MultiStepActorCritic

class maze.train.trainers.common.actor_critic.actor_critic_trainer.MultiStepActorCritic(algorithm_config: Union[maze.train.trainers.a2c.a2c_algorithm_config.A2CAlgorithmConfig, maze.train.trainers.ppo.ppo_algorithm_config.PPOAlgorithmConfig], env: Union[maze.train.parallelization.distributed_env.distributed_env.BaseDistributedEnv, maze.core.env.structured_env.StructuredEnv, maze.core.env.structured_env_spaces_mixin.StructuredEnvSpacesMixin, maze.core.log_stats.log_stats_env.LogStatsEnv], eval_env: [<class 'maze.train.parallelization.distributed_env.distributed_env.BaseDistributedEnv'>, <class 'maze.core.env.structured_env.StructuredEnv'>, <class 'maze.core.env.structured_env_spaces_mixin.StructuredEnvSpacesMixin'>, <class 'maze.core.log_stats.log_stats_env.LogStatsEnv'>], model: maze.core.agent.torch_actor_critic.TorchActorCritic, model_selection: Optional[maze.train.trainers.common.model_selection.best_model_selection.BestModelSelection], initial_state: Optional[str] = None)

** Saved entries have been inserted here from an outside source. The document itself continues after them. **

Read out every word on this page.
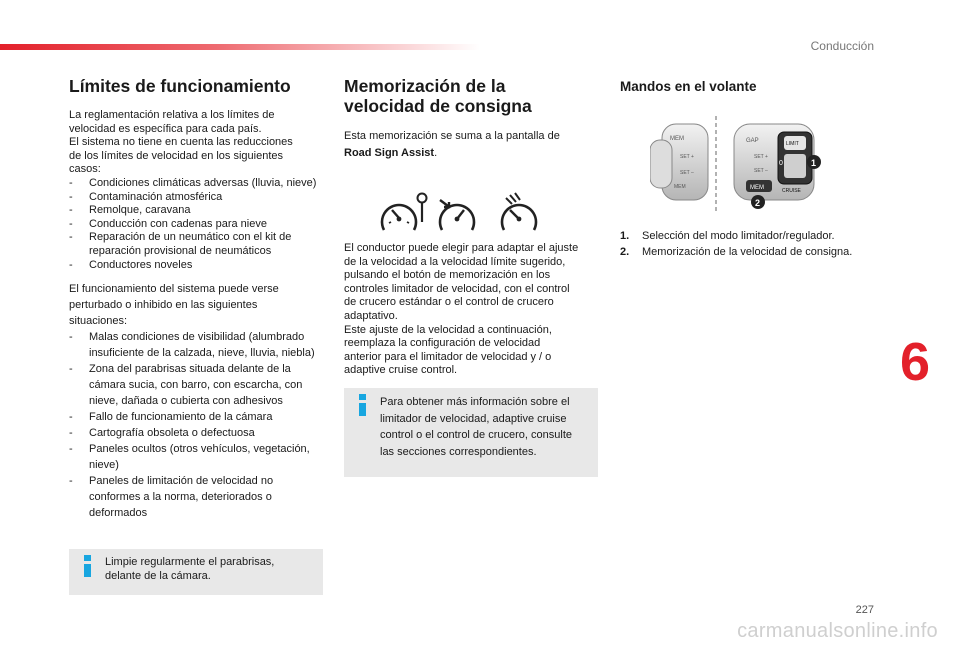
Conducción
6
227
carmanualsonline.info
Límites de funcionamiento

La reglamentación relativa a los límites de

velocidad es específica para cada país.

El sistema no tiene en cuenta las reducciones

de los límites de velocidad en los siguientes

casos:

- Condiciones climáticas adversas (lluvia, nieve)
- Contaminación atmosférica
- Remolque, caravana
- Conducción con cadenas para nieve
- Reparación de un neumático con el kit de reparación provisional de neumáticos
- Conductores noveles

El funcionamiento del sistema puede verse

perturbado o inhibido en las siguientes

situaciones:

- Malas condiciones de visibilidad (alumbrado insuficiente de la calzada, nieve, lluvia, niebla)
- Zona del parabrisas situada delante de la cámara sucia, con barro, con escarcha, con nieve, dañada o cubierta con adhesivos
- Fallo de funcionamiento de la cámara
- Cartografía obsoleta o defectuosa
- Paneles ocultos (otros vehículos, vegetación, nieve)
- Paneles de limitación de velocidad no conformes a la norma, deteriorados o deformados

Limpie regularmente el parabrisas,

delante de la cámara.

Memorización de la
velocidad de consigna

Esta memorización se suma a la pantalla de
Road Sign Assist.

El conductor puede elegir para adaptar el ajuste

de la velocidad a la velocidad límite sugerido,

pulsando el botón de memorización en los

controles limitador de velocidad, con el control

de crucero estándar o el control de crucero

adaptativo.

Este ajuste de la velocidad a continuación,

reemplaza la configuración de velocidad

anterior para el limitador de velocidad y / o

adaptive cruise control.

Para obtener más información sobre el

limitador de velocidad, adaptive cruise

control o el control de crucero, consulte

las secciones correspondientes.

Mandos en el volante
MEM
SET +
SET –
MEM
GAP
SET +
SET –
LIMIT
0
CRUISE
MEM
1
2
1.	Selección del modo limitador/regulador.
2.	Memorización de la velocidad de consigna.
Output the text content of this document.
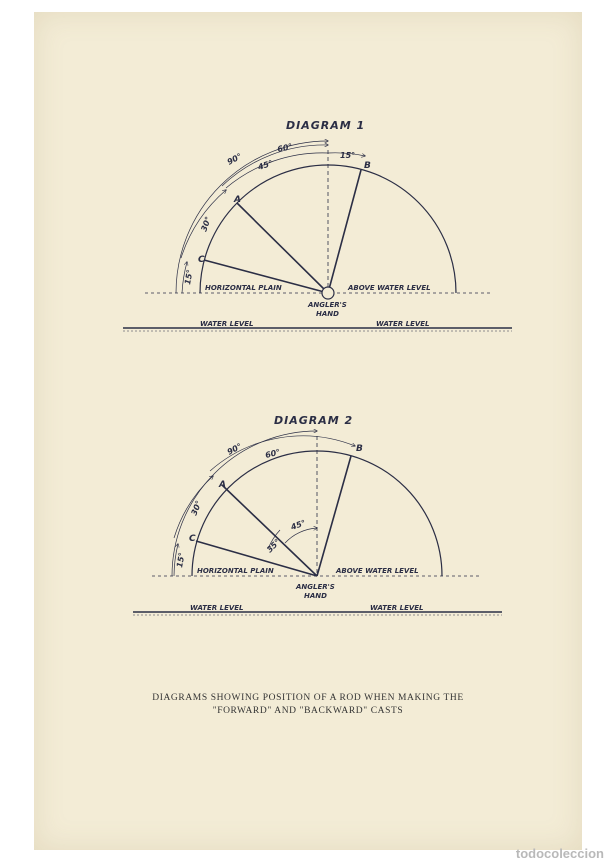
DIAGRAM 1
90°
60°
45°
15°
30°
15°
A
B
C
HORIZONTAL PLAIN	ABOVE WATER LEVEL
ANGLER'S
HAND
WATER LEVEL	WATER LEVEL
DIAGRAM 2
90°	60°
30°
15°
45°
35°
A
B
C
HORIZONTAL PLAIN	ABOVE WATER LEVEL
ANGLER'S
HAND
WATER LEVEL	WATER LEVEL
DIAGRAMS SHOWING POSITION OF A ROD WHEN MAKING THE
"FORWARD" AND "BACKWARD" CASTS
todocoleccion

Base class for multi step actor critic.

Parameters
  • algorithm_config – Algorithm parameters.

  • env – Distributed structured environment

  • eval_env – Evaluation distributed structured environment

  • model – Structured torch actor critic model.

  • initial_state – path to initial state (policy weights, critic weights, optimizer state)

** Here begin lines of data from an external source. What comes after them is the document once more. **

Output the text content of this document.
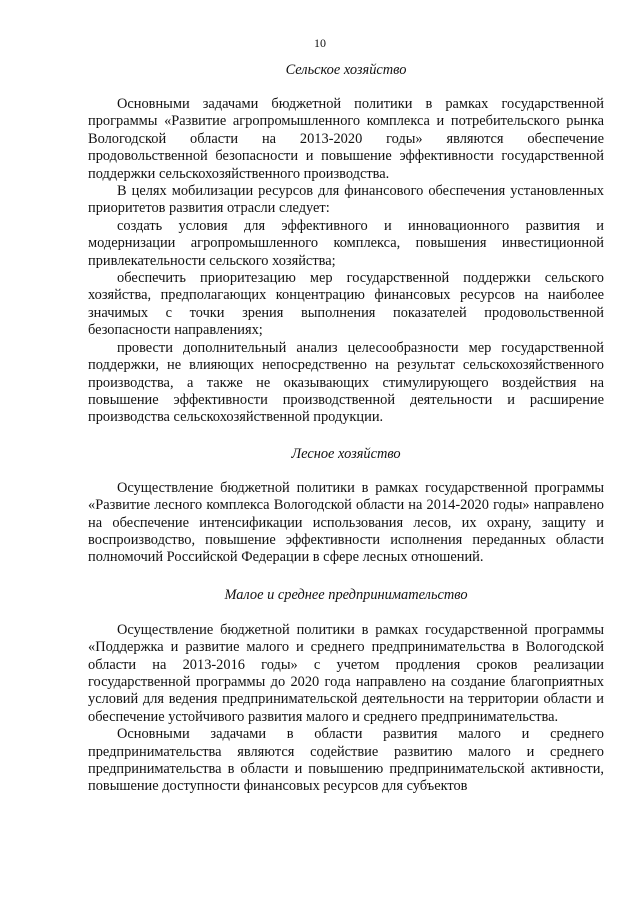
10
Сельское хозяйство

Основными задачами бюджетной политики в рамках государственной программы «Развитие агропромышленного комплекса и потребительского рынка Вологодской области на 2013-2020 годы» являются обеспечение продовольственной безопасности и повышение эффективности государственной поддержки сельскохозяйственного производства.

В целях мобилизации ресурсов для финансового обеспечения установленных приоритетов развития отрасли следует:

создать условия для эффективного и инновационного развития и модернизации агропромышленного комплекса, повышения инвестиционной привлекательности сельского хозяйства;

обеспечить приоритезацию мер государственной поддержки сельского хозяйства, предполагающих концентрацию финансовых ресурсов на наиболее значимых с точки зрения выполнения показателей продовольственной безопасности направлениях;

провести дополнительный анализ целесообразности мер государственной поддержки, не влияющих непосредственно на результат сельскохозяйственного производства, а также не оказывающих стимулирующего воздействия на повышение эффективности производственной деятельности и расширение производства сельскохозяйственной продукции.

Лесное хозяйство

Осуществление бюджетной политики в рамках государственной программы «Развитие лесного комплекса Вологодской области на 2014-2020 годы» направлено на обеспечение интенсификации использования лесов, их охрану, защиту и воспроизводство, повышение эффективности исполнения переданных области полномочий Российской Федерации в сфере лесных отношений.

Малое и среднее предпринимательство

Осуществление бюджетной политики в рамках государственной программы «Поддержка и развитие малого и среднего предпринимательства в Вологодской области на 2013-2016 годы» с учетом продления сроков реализации государственной программы до 2020 года направлено на создание благоприятных условий для ведения предпринимательской деятельности на территории области и обеспечение устойчивого развития малого и среднего предпринимательства.

Основными задачами в области развития малого и среднего предпринимательства являются содействие развитию малого и среднего предпринимательства в области и повышению предпринимательской активности, повышение доступности финансовых ресурсов для субъектов
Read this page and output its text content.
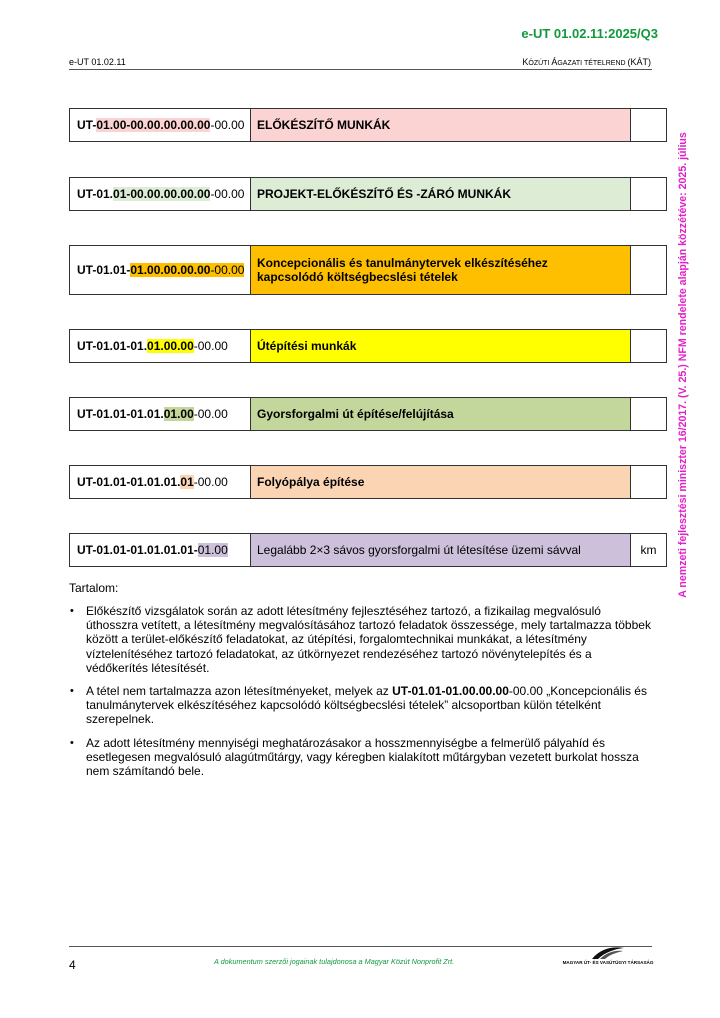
e-UT 01.02.11:2025/Q3
e-UT 01.02.11	KÖZÚTI ÁGAZATI TÉTELREND (KÁT)
A nemzeti fejlesztési miniszter 16/2017. (V. 25.) NFM rendelete alapján közzétéve: 2025. július
UT- 01.00-00.00.00.00.00 -00.00	ELŐKÉSZÍTŐ MUNKÁK
UT-01. 01-00.00.00.00.00 -00.00	PROJEKT-ELŐKÉSZÍTŐ ÉS -ZÁRÓ MUNKÁK
UT-01.01- 01.00.00.00.00 -00.00	Koncepcionális és tanulmánytervek elkészítéséhez kapcsolódó költségbecslési tételek
UT-01.01-01. 01.00.00 -00.00	Útépítési munkák
UT-01.01-01.01. 01.00 -00.00	Gyorsforgalmi út építése/felújítása
UT-01.01-01.01.01. 01 -00.00	Folyópálya építése
UT-01.01-01.01.01.01- 01.00	Legalább 2×3 sávos gyorsforgalmi út létesítése üzemi sávval	km
Tartalom:
• Előkészítő vizsgálatok során az adott létesítmény fejlesztéséhez tartozó, a fizikailag megvalósuló úthosszra vetített, a létesítmény megvalósításához tartozó feladatok összessége, mely tartalmazza többek között a terület-előkészítő feladatokat, az útépítési, forgalomtechnikai munkákat, a létesítmény víztelenítéséhez tartozó feladatokat, az útkörnyezet rendezéséhez tartozó növénytelepítés és a védőkerítés létesítését.
• A tétel nem tartalmazza azon létesítményeket, melyek az UT-01.01-01.00.00.00-00.00 „Koncepcionális és tanulmánytervek elkészítéséhez kapcsolódó költségbecslési tételek” alcsoportban külön tételként szerepelnek.
• Az adott létesítmény mennyiségi meghatározásakor a hosszmennyiségbe a felmerülő pályahíd és esetlegesen megvalósuló alagútműtárgy, vagy kéregben kialakított műtárgyban vezetett burkolat hossza nem számítandó bele.
4	A dokumentum szerzői jogainak tulajdonosa a Magyar Közút Nonprofit Zrt.	MAGYAR ÚT- ÉS VASÚTÜGYI TÁRSASÁG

  • model_selection – Optional model selection class, receives model evaluation results.

evaluate(deterministic: bool, repeats: int)None

Perform evaluation on eval env.

Parameters
  • deterministic – deterministic or stochastic action sampling (selection)

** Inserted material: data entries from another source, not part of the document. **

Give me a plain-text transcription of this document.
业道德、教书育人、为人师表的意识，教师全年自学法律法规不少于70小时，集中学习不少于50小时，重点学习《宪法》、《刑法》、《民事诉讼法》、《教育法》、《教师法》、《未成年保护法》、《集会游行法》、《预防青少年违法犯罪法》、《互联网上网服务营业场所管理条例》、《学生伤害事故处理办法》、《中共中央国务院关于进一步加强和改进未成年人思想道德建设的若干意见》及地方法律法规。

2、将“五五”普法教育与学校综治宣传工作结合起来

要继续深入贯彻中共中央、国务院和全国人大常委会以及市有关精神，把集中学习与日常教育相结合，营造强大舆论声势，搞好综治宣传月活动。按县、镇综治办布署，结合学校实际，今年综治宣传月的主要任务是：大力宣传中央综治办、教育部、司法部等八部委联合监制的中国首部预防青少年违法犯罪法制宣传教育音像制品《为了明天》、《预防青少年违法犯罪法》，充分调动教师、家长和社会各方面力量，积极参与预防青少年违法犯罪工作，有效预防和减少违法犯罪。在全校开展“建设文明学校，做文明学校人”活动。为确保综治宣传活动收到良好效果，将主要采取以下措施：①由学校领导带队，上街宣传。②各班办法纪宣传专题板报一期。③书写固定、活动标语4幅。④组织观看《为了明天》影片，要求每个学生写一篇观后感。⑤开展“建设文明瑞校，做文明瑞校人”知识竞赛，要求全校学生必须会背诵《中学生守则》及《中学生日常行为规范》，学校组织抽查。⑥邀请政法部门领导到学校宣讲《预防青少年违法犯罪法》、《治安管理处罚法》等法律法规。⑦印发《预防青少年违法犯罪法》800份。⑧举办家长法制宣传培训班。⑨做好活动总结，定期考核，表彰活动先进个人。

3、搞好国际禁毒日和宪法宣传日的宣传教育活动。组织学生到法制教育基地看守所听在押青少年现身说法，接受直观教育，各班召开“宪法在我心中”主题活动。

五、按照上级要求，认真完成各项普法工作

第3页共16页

  • repeats – number of evaluation episodes to average over

load_state(file_path: Union[str, BinaryIO])None

implementation of Trainer

load_state_dict(state_dict: Dict)None

Set the model and optimizer state. :param state_dict: The state dict.

train()None

Train policy using the synchronous advantage actor critic.